We have to allow ourselves to go through the painful ordeal and struggle of letting go of whatever it is that might keep us from transitioning adequately to the next stage.  Often times these are limiting beliefs that if held onto disempower us from forward movement.  Some times they are relationships that are dragging us down or disempowering us spiritually or personally or emotionally and unless those relationships themselves are transformed or ultimately let go of, they continue holding us like heavy weights from running the race.  Most of the time, they are self-identities that are false or limiting or not accurate - we have become accustomed to connecting our sense of self with our productivity, or our accomplishments, or our connection to an organization, or our reputation with others, or our status in society - so that when those external circumstances change, we lose our sense of self and get side-lined and side-tracked and disillusioned.

Jesus said to that religious leader, if you want to enjoy life in the kingdom of God, you have to go through a radical transformation process that involves developing a whole new identity - a rediscovery of your true identity as a child of God who has inherent value, not based on your associations or accomplishments or reputations, but based upon who you truly are as that divine child.  Only then will you emerge from the cocoon, not as a bigger caterpillar, but as a beautiful, unique butterfly ready to lift off and soar into the skies of your ultimate God-given, God-designed purpose and destiny.  So maybe one of the most significant steps of being a caterpillar inside the cocoon is to learn how to embrace ourselves with love and compassion and acceptance for who we really are!

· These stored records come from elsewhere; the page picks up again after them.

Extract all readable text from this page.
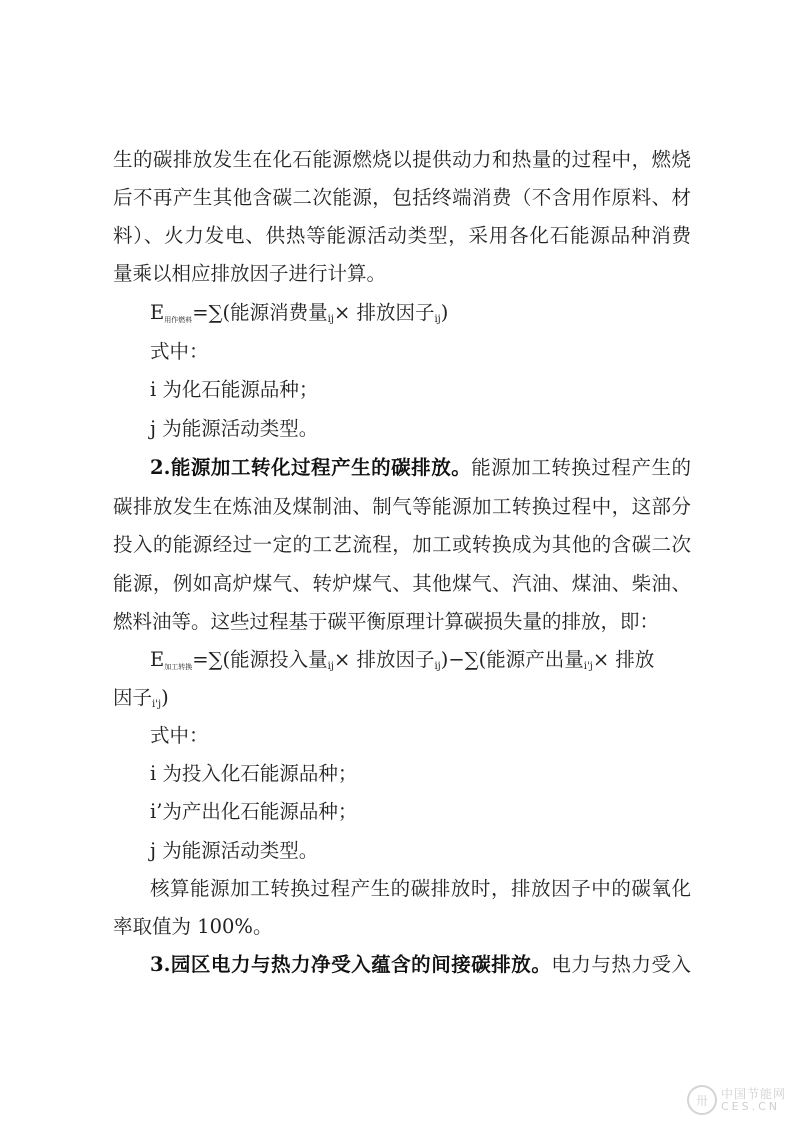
生的碳排放发生在化石能源燃烧以提供动力和热量的过程中，燃烧
后不再产生其他含碳二次能源，包括终端消费（不含用作原料、材
料）、火力发电、供热等能源活动类型，采用各化石能源品种消费
量乘以相应排放因子进行计算。
$E_{用作燃料}=\sum$(能源消费量$_{ij}$× 排放因子$_{ij}$)
式中：
i 为化石能源品种；
j 为能源活动类型。
2.能源加工转化过程产生的碳排放。能源加工转换过程产生的
碳排放发生在炼油及煤制油、制气等能源加工转换过程中，这部分
投入的能源经过一定的工艺流程，加工或转换成为其他的含碳二次
能源，例如高炉煤气、转炉煤气、其他煤气、汽油、煤油、柴油、
燃料油等。这些过程基于碳平衡原理计算碳损失量的排放，即：
$E_{加工转换}=\sum$(能源投入量$_{ij}$× 排放因子$_{ij}$)−∑(能源产出量$_{i'j}$× 排放
因子$_{i'j}$)
式中：
i 为投入化石能源品种；
i’为产出化石能源品种；
j 为能源活动类型。
核算能源加工转换过程产生的碳排放时，排放因子中的碳氧化
率取值为 100%。
3.园区电力与热力净受入蕴含的间接碳排放。电力与热力受入
卅	中国节能网
CES.CN
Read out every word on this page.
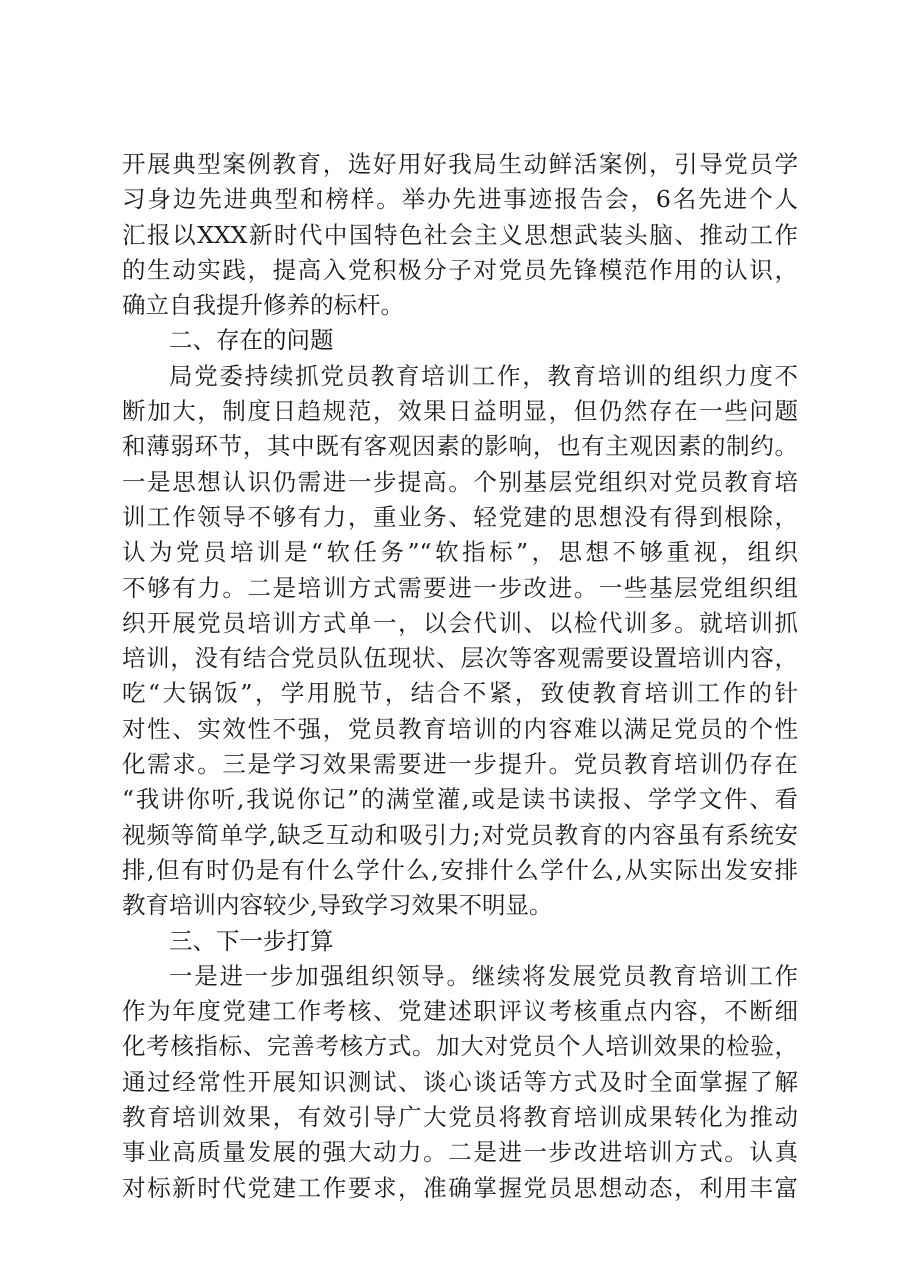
开展典型案例教育，选好用好我局生动鲜活案例，引导党员学
习身边先进典型和榜样。举办先进事迹报告会，6名先进个人
汇报以XXX新时代中国特色社会主义思想武装头脑、推动工作
的生动实践，提高入党积极分子对党员先锋模范作用的认识，
确立自我提升修养的标杆。
二、存在的问题
局党委持续抓党员教育培训工作，教育培训的组织力度不
断加大，制度日趋规范，效果日益明显，但仍然存在一些问题
和薄弱环节，其中既有客观因素的影响，也有主观因素的制约。
一是思想认识仍需进一步提高。个别基层党组织对党员教育培
训工作领导不够有力，重业务、轻党建的思想没有得到根除，
认为党员培训是“软任务”“软指标”，思想不够重视，组织
不够有力。二是培训方式需要进一步改进。一些基层党组织组
织开展党员培训方式单一，以会代训、以检代训多。就培训抓
培训，没有结合党员队伍现状、层次等客观需要设置培训内容，
吃“大锅饭”，学用脱节，结合不紧，致使教育培训工作的针
对性、实效性不强，党员教育培训的内容难以满足党员的个性
化需求。三是学习效果需要进一步提升。党员教育培训仍存在
“我讲你听,我说你记”的满堂灌,或是读书读报、学学文件、看
视频等简单学,缺乏互动和吸引力;对党员教育的内容虽有系统安
排,但有时仍是有什么学什么,安排什么学什么,从实际出发安排
教育培训内容较少,导致学习效果不明显。
三、下一步打算
一是进一步加强组织领导。继续将发展党员教育培训工作
作为年度党建工作考核、党建述职评议考核重点内容，不断细
化考核指标、完善考核方式。加大对党员个人培训效果的检验，
通过经常性开展知识测试、谈心谈话等方式及时全面掌握了解
教育培训效果，有效引导广大党员将教育培训成果转化为推动
事业高质量发展的强大动力。二是进一步改进培训方式。认真
对标新时代党建工作要求，准确掌握党员思想动态，利用丰富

Our choice in life is to liquify or petrify.  Pretty starkly stated.  But clear.  It's okay to feel lost in the cocoon stage, to feel disoriented, to lose a sense of direction and purpose, to feel afraid and uncertain.  I certainly have in my times of radical transition and change.  But the good news is, that's all in preparation for the next stage.  As long as we don't let ourselves stay in status quo inside the cocoon - as long as we end up using that time to rethink, replan, reassess, refocus, restore, and embrace ourselves in the process - we'll be ready to emerge, not as bigger or different caterpillars, but as magnificent flying butterflies.  I'm all for that!